Efek kataboliknya menyebabkan resorpsi tulang dan hilangnya kolagen sehingga kulit
menjadi tipis, mudah luka, penyembuhan luka yang buruk, dan striae. Resorpsi tulang
menyebabkan osteoporosis.
 Pada wanita, peningkatan androgen adrenal menyebabkan jerawat, hirsutisme, oligomenorea
atau amenorea. Hipertensi sering terjadi dan dapat dijumpai perubahan emosional, mudah
tersinggung dan emosi labil sampai depresi berat, bingung, atau psikosis.

Tatalaksana
 Sebagian besar kasus Sindrom Cushing merupakan kasus iatrogenik akibat administrasi
glukokortikoid jangka panjang. Jadi untuk tata laksana nya adalah memberikan terapi secara
hati-hati dengan pengawasan atau menghentikan terapi glukokortikoidnya.
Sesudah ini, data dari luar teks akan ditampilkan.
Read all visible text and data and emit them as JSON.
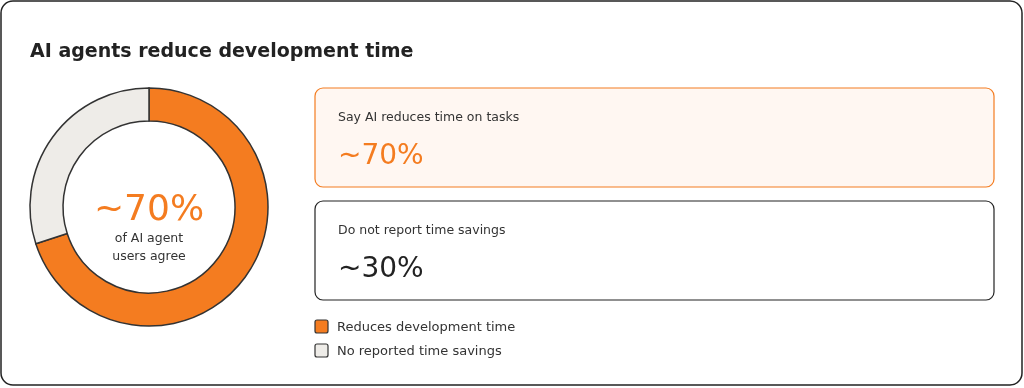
{
  "chart_data": {
    "type": "donut",
    "title": "AI agents reduce development time",
    "categories": [
      "Reduces development time",
      "No reported time savings"
    ],
    "values": [
      70,
      30
    ],
    "colors": [
      "#f47c20",
      "#eeece8"
    ],
    "legend": "right",
    "annotations": [
      "~70%",
      "of AI agent users agree",
      "Say AI reduces time on tasks",
      "~70%",
      "Do not report time savings",
      "~30%"
    ]
  }
}
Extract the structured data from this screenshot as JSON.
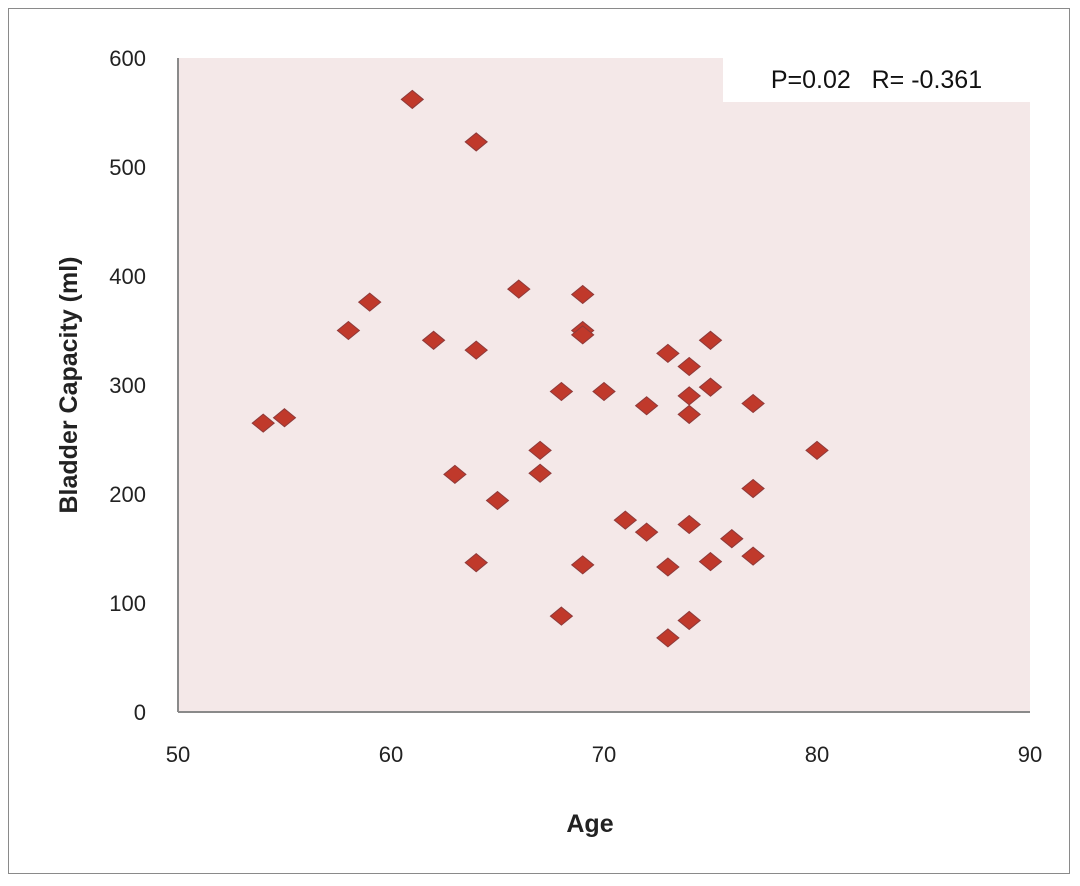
{
  "chart_data": {
    "type": "scatter",
    "title": "",
    "xlabel": "Age",
    "ylabel": "Bladder Capacity (ml)",
    "xlim": [
      50,
      90
    ],
    "ylim": [
      0,
      600
    ],
    "xticks": [
      50,
      60,
      70,
      80,
      90
    ],
    "yticks": [
      0,
      100,
      200,
      300,
      400,
      500,
      600
    ],
    "grid": false,
    "annotation": "P=0.02   R= -0.361",
    "marker_color": "#c0392b",
    "plot_background": "#f4e8e8",
    "points": [
      [
        54,
        265
      ],
      [
        55,
        270
      ],
      [
        58,
        350
      ],
      [
        59,
        376
      ],
      [
        61,
        562
      ],
      [
        62,
        341
      ],
      [
        63,
        218
      ],
      [
        64,
        523
      ],
      [
        64,
        332
      ],
      [
        64,
        137
      ],
      [
        65,
        194
      ],
      [
        66,
        388
      ],
      [
        67,
        240
      ],
      [
        67,
        219
      ],
      [
        68,
        294
      ],
      [
        68,
        88
      ],
      [
        69,
        383
      ],
      [
        69,
        350
      ],
      [
        69,
        346
      ],
      [
        69,
        135
      ],
      [
        70,
        294
      ],
      [
        71,
        176
      ],
      [
        72,
        165
      ],
      [
        72,
        281
      ],
      [
        73,
        329
      ],
      [
        73,
        133
      ],
      [
        73,
        68
      ],
      [
        74,
        317
      ],
      [
        74,
        290
      ],
      [
        74,
        273
      ],
      [
        74,
        172
      ],
      [
        74,
        84
      ],
      [
        75,
        341
      ],
      [
        75,
        298
      ],
      [
        75,
        138
      ],
      [
        76,
        159
      ],
      [
        77,
        283
      ],
      [
        77,
        205
      ],
      [
        77,
        143
      ],
      [
        80,
        240
      ]
    ]
  }
}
 Pada pasien dengan adenoma pituitari ataupun adenoma adrenal, adenoma dapat dicabut
(opeerasi) setelah diagnosis ditegakkan. Biasanya pasien akan membutuhkan terapi
replacement steroid pascaoperasi tidak peduli dimana lokasi adenomanya. Pada pasien yang
dicabut kedua kelenjar adrenalnya, replacement dapat dilakukan dengan hydrocortisone dan
prednisolone.
 Kebanyakan pasien dengan karsinoma adrenal meninggal dalam 3 tahun setelah diagnosis
karena terjadi metastasis. Metastasis tersering terjadi di hati dan paru. Obat utama untuk
karsinoma adrenal adakah mitotan. Obat ini menekan produksi kortisol dan menurunkan
kadar kortisol dalam darah dan urine. Obat ini biasa diberikan 3-4 kali sehari dengan dosis
ditingkatkan bertahap 8-10g perhari.